4. A mobile body according to claim 3, wherein the distance between the second location and the user is short compared to the first location.

5. The mobile body according to claim 3, wherein the trajectory generation means generates a trajectory to be followed at a position where an estimated area of the drivable region detected by the sensor is largest among the left rear and the right rear.

6. The moving body according to claim 2, wherein the trajectory generation means generates a trajectory that follows at a position behind a feature point of the user, which is more identifiable, among a left rear and a right rear of the user as the first position.

7. The moving body according to claim 2, wherein the trajectory generation means generates a trajectory to be followed by a position behind an arm of the user who has recognized that the user has more activity for a predetermined time, out of a left rear side and a right rear side of the user as the first position.
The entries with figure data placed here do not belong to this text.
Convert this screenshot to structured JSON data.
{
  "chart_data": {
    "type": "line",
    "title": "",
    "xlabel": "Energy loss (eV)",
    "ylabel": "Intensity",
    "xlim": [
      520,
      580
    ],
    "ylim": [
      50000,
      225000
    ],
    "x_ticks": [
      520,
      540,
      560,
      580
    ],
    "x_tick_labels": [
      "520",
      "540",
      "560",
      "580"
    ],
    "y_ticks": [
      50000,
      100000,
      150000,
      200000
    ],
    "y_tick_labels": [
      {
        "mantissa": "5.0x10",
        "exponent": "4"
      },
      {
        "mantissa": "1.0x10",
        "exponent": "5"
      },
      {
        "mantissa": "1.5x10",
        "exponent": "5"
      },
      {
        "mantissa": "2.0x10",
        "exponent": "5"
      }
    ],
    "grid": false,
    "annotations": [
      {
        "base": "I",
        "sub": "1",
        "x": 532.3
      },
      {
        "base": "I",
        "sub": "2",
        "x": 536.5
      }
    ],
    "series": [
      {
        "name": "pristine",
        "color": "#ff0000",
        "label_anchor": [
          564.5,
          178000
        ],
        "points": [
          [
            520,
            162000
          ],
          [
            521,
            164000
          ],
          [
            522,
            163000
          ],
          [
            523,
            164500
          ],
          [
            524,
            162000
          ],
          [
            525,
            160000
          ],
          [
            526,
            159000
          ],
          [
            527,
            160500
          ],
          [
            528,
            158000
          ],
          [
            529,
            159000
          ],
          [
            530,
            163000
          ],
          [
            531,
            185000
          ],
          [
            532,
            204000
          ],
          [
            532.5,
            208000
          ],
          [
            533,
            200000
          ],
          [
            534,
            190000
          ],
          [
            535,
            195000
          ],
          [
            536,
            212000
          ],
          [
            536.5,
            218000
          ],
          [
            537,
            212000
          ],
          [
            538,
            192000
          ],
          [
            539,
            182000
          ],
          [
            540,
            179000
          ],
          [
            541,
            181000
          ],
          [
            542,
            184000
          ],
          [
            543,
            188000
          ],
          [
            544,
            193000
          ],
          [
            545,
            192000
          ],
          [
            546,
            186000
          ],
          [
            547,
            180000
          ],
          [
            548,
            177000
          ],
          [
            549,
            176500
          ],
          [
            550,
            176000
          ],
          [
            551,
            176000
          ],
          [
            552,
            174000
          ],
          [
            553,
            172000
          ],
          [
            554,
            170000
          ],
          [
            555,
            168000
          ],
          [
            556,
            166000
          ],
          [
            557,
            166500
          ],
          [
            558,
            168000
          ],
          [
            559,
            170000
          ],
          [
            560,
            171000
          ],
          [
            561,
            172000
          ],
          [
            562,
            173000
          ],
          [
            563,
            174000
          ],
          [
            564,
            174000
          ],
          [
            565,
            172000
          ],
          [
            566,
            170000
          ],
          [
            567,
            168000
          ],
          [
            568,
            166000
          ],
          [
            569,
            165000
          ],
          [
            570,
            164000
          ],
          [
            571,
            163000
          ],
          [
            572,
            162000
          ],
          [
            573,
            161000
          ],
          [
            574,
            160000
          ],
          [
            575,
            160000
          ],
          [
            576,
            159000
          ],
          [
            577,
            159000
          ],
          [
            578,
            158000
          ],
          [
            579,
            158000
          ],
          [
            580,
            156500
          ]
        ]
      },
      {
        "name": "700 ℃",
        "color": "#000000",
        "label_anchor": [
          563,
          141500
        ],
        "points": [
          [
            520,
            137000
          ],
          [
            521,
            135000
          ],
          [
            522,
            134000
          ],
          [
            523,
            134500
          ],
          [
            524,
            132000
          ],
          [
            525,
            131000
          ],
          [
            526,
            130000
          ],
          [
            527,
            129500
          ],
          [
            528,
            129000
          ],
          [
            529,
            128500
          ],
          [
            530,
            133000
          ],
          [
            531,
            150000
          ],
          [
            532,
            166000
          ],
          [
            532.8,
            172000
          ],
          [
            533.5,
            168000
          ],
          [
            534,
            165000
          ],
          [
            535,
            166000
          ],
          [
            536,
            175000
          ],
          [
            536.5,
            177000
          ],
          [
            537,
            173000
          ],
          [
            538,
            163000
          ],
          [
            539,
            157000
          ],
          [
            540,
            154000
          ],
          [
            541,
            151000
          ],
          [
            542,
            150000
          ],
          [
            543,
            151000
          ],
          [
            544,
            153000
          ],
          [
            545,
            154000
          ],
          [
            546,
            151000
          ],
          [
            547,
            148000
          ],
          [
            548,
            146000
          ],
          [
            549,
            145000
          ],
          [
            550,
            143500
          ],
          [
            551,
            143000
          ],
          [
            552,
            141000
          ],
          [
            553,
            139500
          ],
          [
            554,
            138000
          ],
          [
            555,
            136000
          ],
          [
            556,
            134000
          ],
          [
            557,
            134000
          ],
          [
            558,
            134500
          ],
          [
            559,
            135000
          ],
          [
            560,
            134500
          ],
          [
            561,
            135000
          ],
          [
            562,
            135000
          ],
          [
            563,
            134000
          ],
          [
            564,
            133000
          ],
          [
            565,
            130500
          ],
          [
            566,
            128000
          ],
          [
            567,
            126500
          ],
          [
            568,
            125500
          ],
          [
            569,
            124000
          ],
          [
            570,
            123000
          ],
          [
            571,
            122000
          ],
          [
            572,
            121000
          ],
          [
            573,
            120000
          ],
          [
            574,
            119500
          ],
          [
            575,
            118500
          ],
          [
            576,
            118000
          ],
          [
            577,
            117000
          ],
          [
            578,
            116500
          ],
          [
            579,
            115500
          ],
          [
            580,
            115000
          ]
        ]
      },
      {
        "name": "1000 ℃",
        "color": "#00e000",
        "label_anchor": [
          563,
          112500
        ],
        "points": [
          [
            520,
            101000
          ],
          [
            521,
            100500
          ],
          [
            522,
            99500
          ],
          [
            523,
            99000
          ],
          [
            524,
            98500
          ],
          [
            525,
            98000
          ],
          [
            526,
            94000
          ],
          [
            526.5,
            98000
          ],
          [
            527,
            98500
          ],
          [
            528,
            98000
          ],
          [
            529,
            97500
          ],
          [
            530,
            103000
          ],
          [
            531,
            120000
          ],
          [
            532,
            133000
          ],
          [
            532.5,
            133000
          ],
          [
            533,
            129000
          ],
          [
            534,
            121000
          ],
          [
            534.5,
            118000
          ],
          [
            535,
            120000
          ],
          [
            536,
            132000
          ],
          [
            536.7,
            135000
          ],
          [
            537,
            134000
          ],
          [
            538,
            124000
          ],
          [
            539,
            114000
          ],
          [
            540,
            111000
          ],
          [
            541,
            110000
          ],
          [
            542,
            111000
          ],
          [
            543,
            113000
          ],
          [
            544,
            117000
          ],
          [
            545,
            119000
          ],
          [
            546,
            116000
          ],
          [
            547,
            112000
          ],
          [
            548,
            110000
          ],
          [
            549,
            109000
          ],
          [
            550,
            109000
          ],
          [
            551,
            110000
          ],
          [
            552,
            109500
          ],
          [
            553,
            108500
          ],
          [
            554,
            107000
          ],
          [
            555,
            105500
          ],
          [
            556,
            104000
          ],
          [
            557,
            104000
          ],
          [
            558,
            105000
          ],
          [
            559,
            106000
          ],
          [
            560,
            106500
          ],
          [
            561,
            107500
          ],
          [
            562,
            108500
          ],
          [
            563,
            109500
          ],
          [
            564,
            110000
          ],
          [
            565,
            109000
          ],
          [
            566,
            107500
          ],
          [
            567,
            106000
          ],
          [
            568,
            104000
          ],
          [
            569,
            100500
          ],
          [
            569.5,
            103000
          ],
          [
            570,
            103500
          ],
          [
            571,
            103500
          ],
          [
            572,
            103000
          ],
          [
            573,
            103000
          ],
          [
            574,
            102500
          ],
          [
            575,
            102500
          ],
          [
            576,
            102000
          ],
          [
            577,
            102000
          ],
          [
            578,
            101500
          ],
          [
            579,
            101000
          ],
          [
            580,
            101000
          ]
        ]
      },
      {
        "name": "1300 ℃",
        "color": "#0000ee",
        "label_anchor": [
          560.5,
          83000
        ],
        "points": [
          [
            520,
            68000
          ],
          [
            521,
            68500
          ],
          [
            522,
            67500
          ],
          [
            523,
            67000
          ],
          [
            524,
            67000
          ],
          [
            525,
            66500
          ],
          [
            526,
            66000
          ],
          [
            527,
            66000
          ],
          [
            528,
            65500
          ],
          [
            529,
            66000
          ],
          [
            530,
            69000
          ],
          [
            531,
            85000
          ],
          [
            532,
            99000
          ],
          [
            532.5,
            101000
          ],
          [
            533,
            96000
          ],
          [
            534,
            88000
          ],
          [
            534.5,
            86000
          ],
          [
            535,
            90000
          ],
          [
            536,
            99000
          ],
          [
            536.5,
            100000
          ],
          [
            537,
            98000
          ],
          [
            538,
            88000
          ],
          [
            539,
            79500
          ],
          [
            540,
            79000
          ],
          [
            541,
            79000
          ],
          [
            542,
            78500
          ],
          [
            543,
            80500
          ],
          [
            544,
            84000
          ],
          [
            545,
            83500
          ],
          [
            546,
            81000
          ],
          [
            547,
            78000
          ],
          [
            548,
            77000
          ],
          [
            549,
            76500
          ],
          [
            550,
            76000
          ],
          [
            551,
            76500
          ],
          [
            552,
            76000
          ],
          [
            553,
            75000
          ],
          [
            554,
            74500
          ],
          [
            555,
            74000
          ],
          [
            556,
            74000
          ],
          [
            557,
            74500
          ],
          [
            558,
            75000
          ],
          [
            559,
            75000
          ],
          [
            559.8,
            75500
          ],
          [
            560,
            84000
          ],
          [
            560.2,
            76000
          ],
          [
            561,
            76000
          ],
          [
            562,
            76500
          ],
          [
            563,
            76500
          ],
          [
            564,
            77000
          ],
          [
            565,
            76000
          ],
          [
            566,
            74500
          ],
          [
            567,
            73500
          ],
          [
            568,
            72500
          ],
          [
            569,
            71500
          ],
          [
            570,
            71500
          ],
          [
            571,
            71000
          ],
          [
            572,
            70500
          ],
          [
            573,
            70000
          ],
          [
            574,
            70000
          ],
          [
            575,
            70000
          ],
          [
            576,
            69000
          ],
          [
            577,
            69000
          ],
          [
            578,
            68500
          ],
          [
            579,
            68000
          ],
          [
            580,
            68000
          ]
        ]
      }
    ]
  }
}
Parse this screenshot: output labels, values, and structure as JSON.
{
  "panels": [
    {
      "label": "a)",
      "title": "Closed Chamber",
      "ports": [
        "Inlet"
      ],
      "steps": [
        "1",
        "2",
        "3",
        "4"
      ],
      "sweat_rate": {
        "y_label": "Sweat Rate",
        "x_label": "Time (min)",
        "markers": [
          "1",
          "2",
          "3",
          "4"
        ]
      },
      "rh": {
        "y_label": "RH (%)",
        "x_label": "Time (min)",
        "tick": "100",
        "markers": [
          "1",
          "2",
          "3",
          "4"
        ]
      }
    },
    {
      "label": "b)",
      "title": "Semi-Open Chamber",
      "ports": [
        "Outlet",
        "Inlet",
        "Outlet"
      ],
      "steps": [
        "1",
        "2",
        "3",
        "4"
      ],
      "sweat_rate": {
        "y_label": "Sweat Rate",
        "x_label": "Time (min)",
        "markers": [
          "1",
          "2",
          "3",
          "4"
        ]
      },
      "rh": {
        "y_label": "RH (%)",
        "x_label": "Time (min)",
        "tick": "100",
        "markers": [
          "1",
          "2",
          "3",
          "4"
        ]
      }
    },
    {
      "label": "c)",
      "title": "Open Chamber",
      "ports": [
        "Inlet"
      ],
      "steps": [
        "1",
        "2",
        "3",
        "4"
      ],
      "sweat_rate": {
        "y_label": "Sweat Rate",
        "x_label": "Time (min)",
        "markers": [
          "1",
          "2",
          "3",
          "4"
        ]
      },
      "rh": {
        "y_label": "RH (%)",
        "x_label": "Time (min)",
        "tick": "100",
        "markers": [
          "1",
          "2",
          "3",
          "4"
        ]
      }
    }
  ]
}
8. The moving body according to claim 2, wherein the trajectory generation means generates a trajectory to be followed at a position behind one of a left rear side and a right rear side of the user, which is the first position, in which the number of times of turning back of the user within a predetermined time is greater.

9. The mobile unit according to claim 1, wherein the travel control means adjusts the first position based on an output from the sensor, and performs travel control of the mobile unit.

10. The movable body according to claim 1, wherein,

the moving body further includes a setting means for setting a travel mode related to trajectory control of the moving body based on a user input,

when the following mode is set by the setting means, the trajectory generating means generates a trajectory to follow the user.

11. The mobile unit according to claim 1, wherein the sensor is a camera capable of shooting throughout 360 degrees in a horizontal direction.

12. A method for controlling a moving body provided with a sensor for detecting a surrounding object, characterized in that,

the control method of the mobile body comprises the following steps:

a setting step of identifying and setting a user based on an output from the sensor;

a trajectory generation step of generating a trajectory of the moving body so as to follow a first position obliquely behind the user, based on the movement of the user set in the setting step and the output from the sensor; and

And a travel control step of causing the moving body to travel along the generated trajectory.